I need to stop some systems from talking to certain handlers. I do not need to be told how to use handler groups or anything like that. I cannot use a firewall on the relevant handler because the traffic is actually coming via a load balancer (so same IP address etc). I cannot get the network to do it. I was hoping to use ENS with a standard IP block on the PCs I wanted to block, as we turn off the 'Core McAfee networking rules', but I subsequently note from KB91206 that this does not actually turn it all off (pick jaw up from floor).
Any idea how we COULD get ENS to block agent traffic going to certain handlers?
Hi @andrew_robinson ,
Yes, Enabling "Disable McAfee core networking rules " in ENS firewall options policy will not disable all rules under "McAfee core networking " group in ENS firewall rules policy.

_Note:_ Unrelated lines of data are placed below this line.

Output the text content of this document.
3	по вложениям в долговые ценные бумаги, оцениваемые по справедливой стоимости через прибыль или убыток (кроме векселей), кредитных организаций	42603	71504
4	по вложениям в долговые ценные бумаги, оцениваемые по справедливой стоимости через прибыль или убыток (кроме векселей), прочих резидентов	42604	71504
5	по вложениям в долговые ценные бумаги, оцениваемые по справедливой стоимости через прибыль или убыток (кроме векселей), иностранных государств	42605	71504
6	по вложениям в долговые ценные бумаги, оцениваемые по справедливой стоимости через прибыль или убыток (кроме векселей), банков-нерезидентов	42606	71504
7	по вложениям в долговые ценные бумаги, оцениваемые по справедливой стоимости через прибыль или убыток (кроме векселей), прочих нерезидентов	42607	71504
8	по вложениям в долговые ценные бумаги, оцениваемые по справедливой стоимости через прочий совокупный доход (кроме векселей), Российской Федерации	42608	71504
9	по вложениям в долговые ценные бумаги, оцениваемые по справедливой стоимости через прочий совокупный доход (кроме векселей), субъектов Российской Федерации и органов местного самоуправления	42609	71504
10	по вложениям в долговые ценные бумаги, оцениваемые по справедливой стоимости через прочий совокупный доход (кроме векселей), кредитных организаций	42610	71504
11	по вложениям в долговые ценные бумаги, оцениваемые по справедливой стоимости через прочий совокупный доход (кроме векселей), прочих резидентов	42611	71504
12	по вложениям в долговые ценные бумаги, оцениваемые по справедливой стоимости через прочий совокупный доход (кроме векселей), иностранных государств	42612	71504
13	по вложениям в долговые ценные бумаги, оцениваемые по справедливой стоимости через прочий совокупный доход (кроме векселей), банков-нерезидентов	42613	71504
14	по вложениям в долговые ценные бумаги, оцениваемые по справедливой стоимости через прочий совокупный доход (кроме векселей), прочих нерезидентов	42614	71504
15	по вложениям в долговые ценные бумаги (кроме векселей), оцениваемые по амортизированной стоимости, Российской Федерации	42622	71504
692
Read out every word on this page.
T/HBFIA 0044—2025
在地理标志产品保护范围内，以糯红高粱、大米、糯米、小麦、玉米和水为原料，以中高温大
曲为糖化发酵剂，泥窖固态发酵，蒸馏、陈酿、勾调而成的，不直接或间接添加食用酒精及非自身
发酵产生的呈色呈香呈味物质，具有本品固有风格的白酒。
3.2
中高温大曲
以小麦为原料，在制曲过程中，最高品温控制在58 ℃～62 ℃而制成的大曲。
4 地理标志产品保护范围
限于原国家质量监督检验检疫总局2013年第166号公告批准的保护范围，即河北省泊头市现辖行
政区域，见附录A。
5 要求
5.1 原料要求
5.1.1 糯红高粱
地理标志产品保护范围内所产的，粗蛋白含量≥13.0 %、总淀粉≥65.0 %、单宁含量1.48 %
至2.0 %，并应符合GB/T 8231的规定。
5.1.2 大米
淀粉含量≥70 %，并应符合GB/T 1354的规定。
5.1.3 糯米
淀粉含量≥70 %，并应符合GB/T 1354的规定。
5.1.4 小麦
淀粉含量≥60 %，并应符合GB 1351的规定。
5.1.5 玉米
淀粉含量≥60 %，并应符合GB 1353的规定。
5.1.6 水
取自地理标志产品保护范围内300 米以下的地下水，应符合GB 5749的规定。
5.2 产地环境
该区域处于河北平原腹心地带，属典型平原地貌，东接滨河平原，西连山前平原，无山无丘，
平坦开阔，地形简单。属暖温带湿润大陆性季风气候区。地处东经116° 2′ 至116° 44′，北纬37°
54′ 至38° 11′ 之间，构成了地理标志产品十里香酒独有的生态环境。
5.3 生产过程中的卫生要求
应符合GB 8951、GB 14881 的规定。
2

Only the rules that have "yes" under "can you disable " section in the below document can be disabled:
McAfee agent or any other McAfee related application generating a traffic will match the rule " Allow McAfee applications " present in " McAfee core networking " group. this rule is hard coded and cannot be disabled. Hence, it would not be possible to stop McAfee Agent from talking to certain handlers.
I hope this answers your query.
- Rohit Francis
Thanks Rohit, but that does not answer my question. You are basically telling me what I have already pointed out. I am looking for other solutions or perhaps a response from McAfee that says 'Oh, that's an interesting idea - I will put forward a suggestion that allows the customer to change this'. Frankly, the reason I need to do it is partially because of failings in the McAfee product and in particular the bug in agent 5.7.2 that does not close connections so that all our handlers are overloaded and systems are passing on to other handlers that I do not want them to use!
Hi @andrew_robinson By current design, the ENS Firewall cannot be used to block McAfee Agent communications. This is an intentional design based on the McAfee Agent's functionality of managing and enforcing Firewall policy rules that allow/block network traffic on the endpoint client.